The success of Apple’s black iPod nano, for example, introduced in September 2005, prompted the launch of the brand’s first black MacBook in June. Black walls provide the backdrop for “Artist’s Choice: Herzog & de Meuron, Perception Restrained,” which runs through Sept. 25 at the Museum of Modern Art in New York. Swiss architects Jacques Herzog and Pierre de Meuron darkened the gallery with dim lights, painted the walls midnight and adorned them with pieces from the permanent collection. And late last month L’Oréal USA unveiled the men’s fragrance Polo Double Black, the latest installment in its series of Polo fragrances.

The rising popularity of the darkest color also prompted a black design-theme auction at Paris’ Hotel Dassault earlier this summer. A total of 261 black pieces — black art, photography, jewelry, and, especially, furniture dating to 1900 — went under the hammer.

“One of the prize pieces is an extremely rare prototype of Martin Szekely’s Eighties’ masterpiece, the ‘Carbon Chair,'” said Fabien Naudan, the auction’s design curator, who spent months coaxing designers to release often unseen black pieces from their ateliers.

As a result, a number of rare prototypes were featured in the sale, including items by designer Marcel Wanders and French industrial designer Cedric Ragot. “I came across one extraordinary black stool, called ‘La Chose’ (The Thing) by Ragot, who I hadn’t even realized was working in black,” Naudan said. “It looks like a black animal that’s about to spring into life.”

Black is even seeping into interior design. “I start a lot of projects with a black box — it’s my blank page,” said runway production wizard Alexandre de Betak, who channeled his dark thoughts into the interior design of Black Calavados, the black-theme Parisian nightspot that opened last March. Betak said he chose the color to bring warmth to the venue.

“By incorporating low-intensity lightbulbs, the black walls swallow up the light, leaving only the filament, which gives an almost candle-like effect,” he said, characterizing black’s comeback as a reaction to the minimalist Nineties, when open white spaces were the rage.

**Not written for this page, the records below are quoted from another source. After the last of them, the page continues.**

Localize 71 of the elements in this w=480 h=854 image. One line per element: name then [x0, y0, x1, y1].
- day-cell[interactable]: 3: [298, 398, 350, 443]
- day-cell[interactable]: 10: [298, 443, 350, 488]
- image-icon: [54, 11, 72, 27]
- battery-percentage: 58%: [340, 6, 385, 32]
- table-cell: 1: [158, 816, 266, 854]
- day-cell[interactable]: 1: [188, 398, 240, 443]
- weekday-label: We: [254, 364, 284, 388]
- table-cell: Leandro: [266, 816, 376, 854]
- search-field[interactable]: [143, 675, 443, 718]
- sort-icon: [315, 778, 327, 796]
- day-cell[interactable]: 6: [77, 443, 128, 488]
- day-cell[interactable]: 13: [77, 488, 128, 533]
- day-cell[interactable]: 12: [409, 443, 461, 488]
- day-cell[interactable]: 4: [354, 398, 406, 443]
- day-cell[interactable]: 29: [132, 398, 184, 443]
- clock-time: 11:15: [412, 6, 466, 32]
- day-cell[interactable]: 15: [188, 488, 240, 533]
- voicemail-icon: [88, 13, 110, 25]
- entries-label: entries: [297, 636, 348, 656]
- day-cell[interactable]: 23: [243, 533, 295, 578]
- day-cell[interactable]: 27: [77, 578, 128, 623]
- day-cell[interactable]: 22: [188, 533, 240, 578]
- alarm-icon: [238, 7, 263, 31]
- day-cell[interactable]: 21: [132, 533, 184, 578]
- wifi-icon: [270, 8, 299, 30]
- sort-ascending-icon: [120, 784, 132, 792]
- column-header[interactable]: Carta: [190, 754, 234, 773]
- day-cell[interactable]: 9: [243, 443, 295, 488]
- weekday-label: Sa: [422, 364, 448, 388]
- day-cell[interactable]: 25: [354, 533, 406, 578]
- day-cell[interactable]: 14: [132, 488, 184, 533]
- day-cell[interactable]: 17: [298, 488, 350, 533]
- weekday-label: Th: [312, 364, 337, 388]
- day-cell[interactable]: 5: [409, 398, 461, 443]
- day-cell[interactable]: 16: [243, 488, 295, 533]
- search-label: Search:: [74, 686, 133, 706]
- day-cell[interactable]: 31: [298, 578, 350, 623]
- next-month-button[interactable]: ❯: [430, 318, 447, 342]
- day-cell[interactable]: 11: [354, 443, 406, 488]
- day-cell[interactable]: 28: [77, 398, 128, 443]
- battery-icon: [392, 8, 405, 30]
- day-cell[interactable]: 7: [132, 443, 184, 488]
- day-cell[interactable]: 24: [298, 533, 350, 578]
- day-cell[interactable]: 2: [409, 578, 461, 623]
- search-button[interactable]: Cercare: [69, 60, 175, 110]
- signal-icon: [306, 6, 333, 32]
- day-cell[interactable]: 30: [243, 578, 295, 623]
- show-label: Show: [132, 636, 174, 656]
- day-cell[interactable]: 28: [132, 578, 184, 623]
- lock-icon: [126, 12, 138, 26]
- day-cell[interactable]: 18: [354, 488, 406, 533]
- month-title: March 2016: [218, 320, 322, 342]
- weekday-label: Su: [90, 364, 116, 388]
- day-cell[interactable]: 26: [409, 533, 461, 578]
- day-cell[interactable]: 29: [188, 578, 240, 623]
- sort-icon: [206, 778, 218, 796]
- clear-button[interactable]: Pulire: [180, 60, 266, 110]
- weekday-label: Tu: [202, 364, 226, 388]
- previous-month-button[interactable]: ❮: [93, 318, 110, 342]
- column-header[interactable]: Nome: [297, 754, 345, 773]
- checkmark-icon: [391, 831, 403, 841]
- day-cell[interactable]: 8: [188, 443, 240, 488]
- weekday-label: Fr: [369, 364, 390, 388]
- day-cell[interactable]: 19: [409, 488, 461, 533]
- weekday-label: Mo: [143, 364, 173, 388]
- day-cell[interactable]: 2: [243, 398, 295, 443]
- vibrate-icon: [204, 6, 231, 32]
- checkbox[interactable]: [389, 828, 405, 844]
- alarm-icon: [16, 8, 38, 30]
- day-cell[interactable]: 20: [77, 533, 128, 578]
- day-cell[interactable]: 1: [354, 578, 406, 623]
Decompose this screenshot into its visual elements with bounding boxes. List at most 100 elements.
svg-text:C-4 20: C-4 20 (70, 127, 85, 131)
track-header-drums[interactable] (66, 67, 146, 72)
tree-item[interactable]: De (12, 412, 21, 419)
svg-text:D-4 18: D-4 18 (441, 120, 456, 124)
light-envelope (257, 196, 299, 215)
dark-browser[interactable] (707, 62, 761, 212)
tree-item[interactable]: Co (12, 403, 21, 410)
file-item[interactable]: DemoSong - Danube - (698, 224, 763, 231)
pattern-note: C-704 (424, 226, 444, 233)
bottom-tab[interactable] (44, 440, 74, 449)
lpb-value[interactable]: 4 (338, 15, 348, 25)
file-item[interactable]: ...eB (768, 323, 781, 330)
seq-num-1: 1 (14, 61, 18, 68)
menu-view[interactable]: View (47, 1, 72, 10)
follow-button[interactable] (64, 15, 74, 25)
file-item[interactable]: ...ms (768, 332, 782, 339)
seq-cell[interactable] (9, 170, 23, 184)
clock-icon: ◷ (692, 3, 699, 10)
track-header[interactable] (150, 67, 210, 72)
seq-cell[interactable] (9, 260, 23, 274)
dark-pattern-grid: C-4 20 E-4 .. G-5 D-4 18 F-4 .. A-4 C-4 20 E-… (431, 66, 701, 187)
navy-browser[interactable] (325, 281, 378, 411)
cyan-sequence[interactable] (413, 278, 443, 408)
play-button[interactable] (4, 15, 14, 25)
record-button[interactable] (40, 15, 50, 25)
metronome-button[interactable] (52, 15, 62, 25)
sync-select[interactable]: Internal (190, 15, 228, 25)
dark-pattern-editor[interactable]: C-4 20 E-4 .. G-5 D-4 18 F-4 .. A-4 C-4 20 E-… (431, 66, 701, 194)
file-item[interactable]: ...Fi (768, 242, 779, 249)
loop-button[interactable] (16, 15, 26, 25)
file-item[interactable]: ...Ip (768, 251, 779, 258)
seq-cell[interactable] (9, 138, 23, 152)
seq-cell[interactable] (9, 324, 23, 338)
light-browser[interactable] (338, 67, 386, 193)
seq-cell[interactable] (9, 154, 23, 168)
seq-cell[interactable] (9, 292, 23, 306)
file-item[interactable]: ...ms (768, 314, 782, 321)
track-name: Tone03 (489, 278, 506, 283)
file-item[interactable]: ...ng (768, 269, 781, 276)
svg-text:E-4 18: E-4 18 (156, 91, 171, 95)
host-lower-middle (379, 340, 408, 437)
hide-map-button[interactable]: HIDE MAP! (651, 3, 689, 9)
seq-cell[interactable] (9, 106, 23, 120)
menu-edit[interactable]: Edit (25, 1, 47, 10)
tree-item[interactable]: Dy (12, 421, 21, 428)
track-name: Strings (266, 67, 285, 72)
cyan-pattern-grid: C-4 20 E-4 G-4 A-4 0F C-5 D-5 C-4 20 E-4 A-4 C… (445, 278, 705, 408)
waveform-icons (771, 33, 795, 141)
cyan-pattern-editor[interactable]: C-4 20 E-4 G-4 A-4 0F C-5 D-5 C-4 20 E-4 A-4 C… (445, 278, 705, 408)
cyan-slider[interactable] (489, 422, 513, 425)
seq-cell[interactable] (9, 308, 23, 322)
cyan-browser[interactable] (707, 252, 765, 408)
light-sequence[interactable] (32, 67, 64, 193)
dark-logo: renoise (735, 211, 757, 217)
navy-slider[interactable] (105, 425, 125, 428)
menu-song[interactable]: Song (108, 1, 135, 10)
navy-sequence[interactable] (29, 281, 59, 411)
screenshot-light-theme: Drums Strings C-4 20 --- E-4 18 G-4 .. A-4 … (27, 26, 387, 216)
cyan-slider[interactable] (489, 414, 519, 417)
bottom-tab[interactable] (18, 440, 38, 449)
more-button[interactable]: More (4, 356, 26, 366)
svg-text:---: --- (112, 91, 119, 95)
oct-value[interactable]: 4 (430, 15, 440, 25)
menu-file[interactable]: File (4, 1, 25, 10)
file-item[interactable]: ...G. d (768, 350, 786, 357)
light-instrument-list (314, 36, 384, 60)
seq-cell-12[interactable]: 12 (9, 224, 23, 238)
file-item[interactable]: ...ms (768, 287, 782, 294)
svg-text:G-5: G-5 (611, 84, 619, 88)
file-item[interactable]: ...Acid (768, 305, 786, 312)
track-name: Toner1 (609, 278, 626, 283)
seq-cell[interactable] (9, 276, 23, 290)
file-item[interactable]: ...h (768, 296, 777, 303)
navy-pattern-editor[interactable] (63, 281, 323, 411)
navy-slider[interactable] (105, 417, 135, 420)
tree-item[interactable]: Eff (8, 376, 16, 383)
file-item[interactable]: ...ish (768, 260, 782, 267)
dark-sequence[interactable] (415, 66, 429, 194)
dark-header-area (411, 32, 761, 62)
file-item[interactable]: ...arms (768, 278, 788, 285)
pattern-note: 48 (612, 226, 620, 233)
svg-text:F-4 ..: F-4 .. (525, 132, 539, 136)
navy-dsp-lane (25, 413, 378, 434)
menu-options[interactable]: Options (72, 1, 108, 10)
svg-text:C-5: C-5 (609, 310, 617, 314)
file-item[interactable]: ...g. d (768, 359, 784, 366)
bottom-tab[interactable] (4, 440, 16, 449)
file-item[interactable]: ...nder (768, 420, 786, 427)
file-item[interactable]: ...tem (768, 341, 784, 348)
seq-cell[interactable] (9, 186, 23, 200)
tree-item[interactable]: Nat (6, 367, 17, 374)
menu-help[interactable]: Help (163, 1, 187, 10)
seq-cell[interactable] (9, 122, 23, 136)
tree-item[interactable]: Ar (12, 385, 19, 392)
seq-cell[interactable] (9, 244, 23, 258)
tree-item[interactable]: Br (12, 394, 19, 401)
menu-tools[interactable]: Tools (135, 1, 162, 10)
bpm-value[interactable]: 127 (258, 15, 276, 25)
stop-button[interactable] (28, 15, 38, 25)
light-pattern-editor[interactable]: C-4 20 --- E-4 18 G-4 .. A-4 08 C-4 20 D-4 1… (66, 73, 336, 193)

“The Nineties killed white in favor of many things — and black is one of them,” he said, adding that what was once considered a taboo tint is now making its way into people’s homes.

“Black periods always represent radical departures,” said Loic Bigot, owner of Tools Gallerie in Paris, which sells trendy design objects. Bigot cites contemporary pioneers of black design such as Wanders, Chris Kabel and Ineke Hans, whose Black Gold porcelain line made an impact in 2002.

Hans, however, doesn’t see herself a “black designer,” as such, but refers to her pieces as happy accidents of the treacherously accurate black porcelain procedure.

“It is extremely difficult to control the shape of an object when working with black pigment in a kiln,” Hans explained. “That’s why my porcelain always looks so wobbly; I’m making fun of the black world of perfection.”

She’s not the only designer to make a business out of black rejects. In 2003, Philippe Starck reignited Baccarat’s black crystal line, first launched in 1844, with the debut of his “Starck Darkside by Baccarat” collection featuring a box of five black crystal Harcourt glasses.

Christened “Un Parfait” (Perfect One), the set contains one perfect glass as well as the four imperfect ones that it took to achieve it. Until then, their destiny had been the garbage can.